Die Türkei nach dem Erdbeben: Solidarität in einer verwüsteten Stadt
Die Stadt Antakya war vom verheerenden Erdbeben besonders betroffen. Im Viertel Harbiye haben sich Überlebende zusammengeschlossen, sie geben einander Halt und helfen beim Wiederaufbau.
Auf den Hof der Selman-Nasır-Eskiocak-Grundschule in Harbiye prasselt starker Regen. Unter einer blauen Zeltplane vor der ehemaligen Cafeteria brennt Feuerholz in einer Blechtonne. Im Kreis darum sitzen etwa zwanzig Personen. Einige versuchen, ihre Stühle aus dem Rauch zu rücken, den der Wind immer wieder in eine andere Richtung bläst. Gleich beginnt das «toplantı», das allabendliche Plenum, in dem sich all jene organisieren, die hier in den vergangenen Wochen Unterschlupf gefunden haben.

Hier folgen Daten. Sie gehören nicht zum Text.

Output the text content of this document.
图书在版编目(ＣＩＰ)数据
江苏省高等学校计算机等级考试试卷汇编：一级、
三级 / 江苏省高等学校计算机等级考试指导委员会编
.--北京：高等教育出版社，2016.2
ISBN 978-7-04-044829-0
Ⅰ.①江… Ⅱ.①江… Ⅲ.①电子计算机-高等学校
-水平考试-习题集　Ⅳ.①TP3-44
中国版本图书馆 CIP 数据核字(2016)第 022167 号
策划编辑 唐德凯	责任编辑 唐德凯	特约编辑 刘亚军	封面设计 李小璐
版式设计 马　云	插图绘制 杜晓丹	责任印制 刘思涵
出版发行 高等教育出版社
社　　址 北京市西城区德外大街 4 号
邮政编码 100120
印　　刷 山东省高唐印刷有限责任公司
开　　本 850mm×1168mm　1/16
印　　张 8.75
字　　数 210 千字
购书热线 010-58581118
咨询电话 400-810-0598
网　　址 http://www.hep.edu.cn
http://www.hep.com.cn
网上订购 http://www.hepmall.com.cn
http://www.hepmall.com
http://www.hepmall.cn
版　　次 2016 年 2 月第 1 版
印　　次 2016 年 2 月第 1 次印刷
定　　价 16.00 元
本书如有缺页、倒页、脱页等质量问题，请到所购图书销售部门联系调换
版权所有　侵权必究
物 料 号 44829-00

Unterricht findet in der Eskiocak-Grundschule seit bald zwei Monaten keiner mehr statt. Das unauffällige Gebäude im Viertel Harbiye, südlich des Stadtzentrums von Antakya, ist eines der wenigen, das während des schweren Erdbebens Anfang Februar im Südosten der Türkei kaum beschädigt wurde. Seitdem ist die Schule geschlossen. Im Innenhof stehen zwanzig grosse Zelte. Darin wohnen Familien aus Harbiye. Im vordersten Zelt übernachten Freiwillige. Sie kommen aus anderen Städten der Türkei, um Hilfe zu leisten – und sich mit ihren lokalen Genoss:innen politisch zu organisieren. Ihre rot-gelbe Parteifahne weht am Eingang der Schule, darauf die Buchstaben TÖP: Die Toplumsal Özgürlük Partisi ist eine sozialistische, in der Region stark verankerte Partei – und Teil des linken Bündnisses für Arbeit und Freiheit bei den Wahlen im Mai. Da die staatliche Koordinierung nach dem Beben versagte, kamen linke Organisationen wie TÖP den Überlebenden zur Hilfe. Ihre Anliegen: die lokale Bevölkerung in basisdemokratischen Strukturen zu organisieren, politische Teilhabe zu gewährleisten und das Versagen der Regierung zu benennen.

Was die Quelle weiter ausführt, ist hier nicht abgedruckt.